İsrail, topraklarımız üzerine dilediği gibi vatandaşları için yerleşim yerleri yapıyor, şehirlerimizi, köylerimizi dilediği gibi parselliyor. Düşünebiliyor musunuz ayaklarımızın altındaki su bizim değil. O bile Yahudilere ait. Onların kullanımında. Kuyu açmak veya o sudan kullanma hakkına sahip değiliz.
Radikallik mevzuuna gelince. Daha önce de söylediğimi yine tekrar etmek istiyorum. Şayet, işgal gücüne karşı direnmek radikallik oluyorsa, tüm dünya şahit olsun ki en radikal kişi benim. Ülkesi, kendi mülkü ve hakkını almak için mücadele eden radikal oluyorsa en radikal kişiyim. Şayet Kudüs’ü isteyen radikal oluyorsa ben en radikal kişiyim. Benim bütün söyleyeceğim bu, hiçbir şeyden korkumuz yok. Radikal, başkalarının topraklarını gasp edendir. Radikal, kadın, çocuk, yaşlı demeden insanları öldürenlerdir, onları evlerinden yurtlarından sürgüne yollayanlardır. 4 milyon Filistinli vatanlarının dışında, 3.5 milyonu da işgal altında yaşıyor. İşte radikallik budur...
-Bazı batılı medya organlarında çıkan haberlere göre ABD yönetimi ile bir diyalog kurma çalışması içersinde bulunuyormuşunuz. Nedir efendim bu haberin doğruluk derecesi?

Yasin – Efendim, bizler Filistin sorununu ve işgalci İsrail’in zulmü altında inleyen mazlum halkımızın mağduriyetini anlatabilmek için tüm dünya ülkelerine elimizi uzatıyoruz. Bizler terörist değiliz, herkes ile görüşmeye açığız. Herkes bilsin ki bizler sırf savaşmak için savaşmıyoruz. Bizler Yahudilerle onlar Yahudi diye savaşmıyoruz. Biz onlarla topraklarımızı gasp ettikleri ve halkımızı vatanından sürdüğü için savaşıyoruz. Bizler hakkımızdan ve topraklarımızın en ufak zerresinden dahi taviz vermeden dâvâmızı anlatmak için İsrail hariç her devlet ve her çevreyle diyalog kurmaya varız.
- Son olarak sizce ABD’nin İsrail’i bu denli kollamasının sebebi ne olabilir?

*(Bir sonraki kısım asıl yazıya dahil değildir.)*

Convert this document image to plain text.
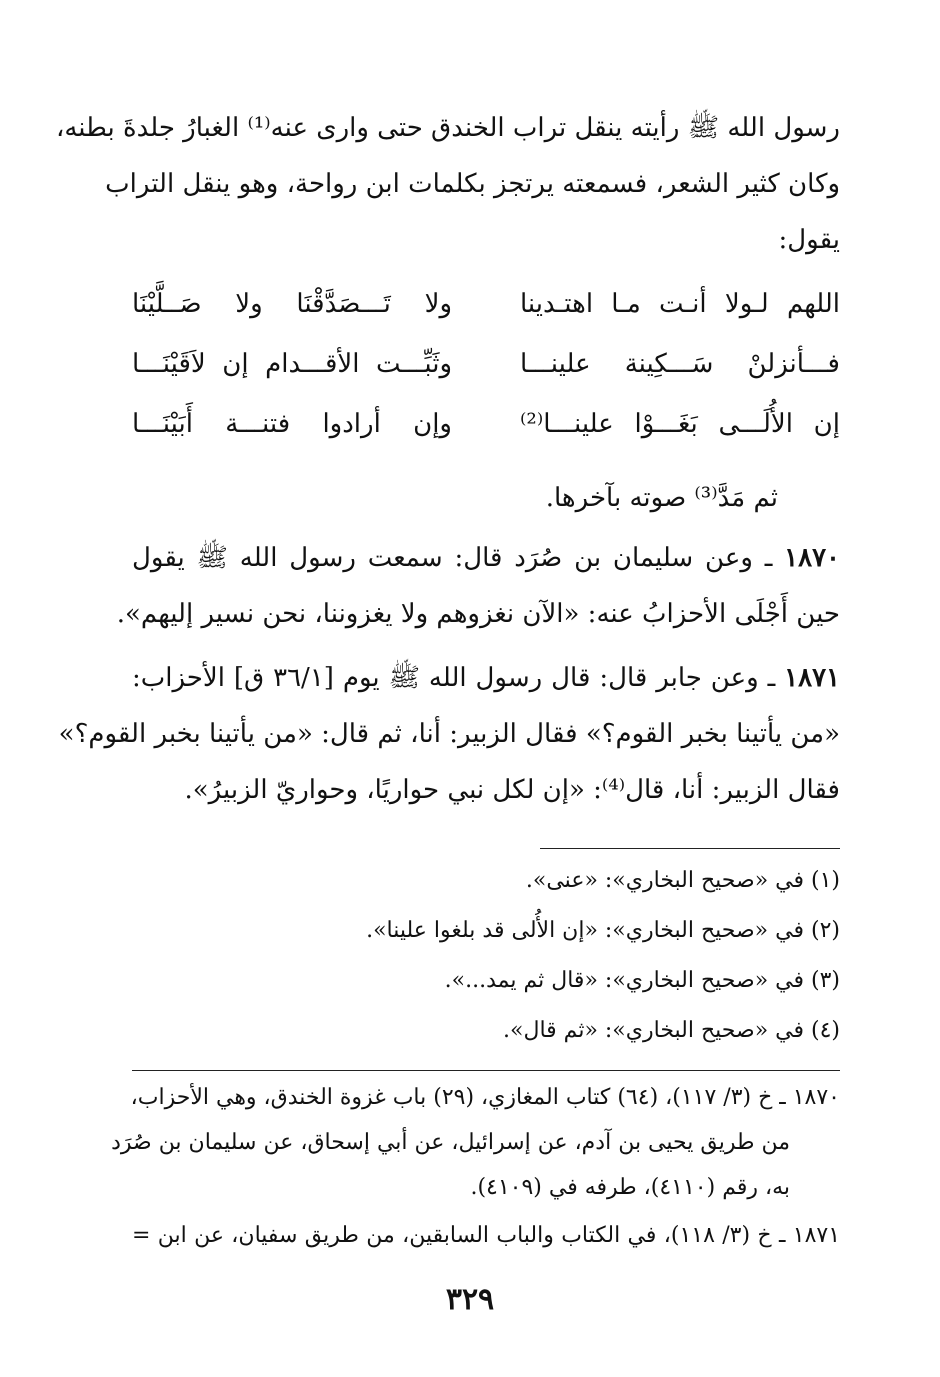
رسول الله ﷺ رأيته ينقل تراب الخندق حتى وارى عنه⁽¹⁾ الغبارُ جلدةَ بطنه،
وكان كثير الشعر، فسمعته يرتجز بكلمات ابن رواحة، وهو ينقل التراب
يقول:
اللهم لـولا أنـت مـا اهتـدينا
ولا تَـــصَدَّقْنَا ولا صَــلَّيْنَا
فـــأنزلنْ سَـــكِينة علينـــا
وثَبِّـــت الأقـــدام إن لاَقَيْنَـــا
إن الأُلَـــى بَغَـــوْا علينـــا⁽²⁾
وإن أرادوا فتنـــة أَبَيْنَـــا
ثم مَدَّ⁽³⁾ صوته بآخرها.
١٨٧٠ ـ وعن سليمان بن صُرَد قال: سمعت رسول الله ﷺ يقول
حين أَجْلَى الأحزابُ عنه: «الآن نغزوهم ولا يغزوننا، نحن نسير إليهم».
١٨٧١ ـ وعن جابر قال: قال رسول الله ﷺ يوم [٣٦/١ ق] الأحزاب:
«من يأتينا بخبر القوم؟» فقال الزبير: أنا، ثم قال: «من يأتينا بخبر القوم؟»
فقال الزبير: أنا، قال⁽⁴⁾: «إن لكل نبي حواريًا، وحواريّ الزبيرُ».
(١) في «صحيح البخاري»: «عنى».
(٢) في «صحيح البخاري»: «إن الأُلى قد بلغوا علينا».
(٣) في «صحيح البخاري»: «قال ثم يمد...».
(٤) في «صحيح البخاري»: «ثم قال».
١٨٧٠ ـ خ (٣/ ١١٧)، (٦٤) كتاب المغازي، (٢٩) باب غزوة الخندق، وهي الأحزاب،
من طريق يحيى بن آدم، عن إسرائيل، عن أبي إسحاق، عن سليمان بن صُرَد
به، رقم (٤١١٠)، طرفه في (٤١٠٩).
١٨٧١ ـ خ (٣/ ١١٨)، في الكتاب والباب السابقين، من طريق سفيان، عن ابن =
٣٢٩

Yasin – Öncelikle şunu bilmek gerek. Bugün Amerika İsrail’in siyasetine hizmet eden bir konuma gelmiştir. Belki niçin diye sorulabilir? Ben de bugün Amerika yönetimini elinde bulunduran kişilere bir bakalım derim. Başkan Yardımcısı Al Gore Yahudi. ABD Savunma Bakanı Kohen Yahudi. ABD Dışişleri Bakanı Madeleine Albirght Yahudi. ABD’nin Ortadoğu sorumlusu Dennis Ross Yahudi. ABD Kongresi’nin büyük bir bölümü Yahudilerden müteşekkil. O halde ne bekleyebiliriz bu Yahudilerden? ABD siyaseti şu anda İsrail’e mahkûm durumdadır.
Yahudiler ABD’yi İsrail’e boyun eğmek zorunda bırakıyorlar.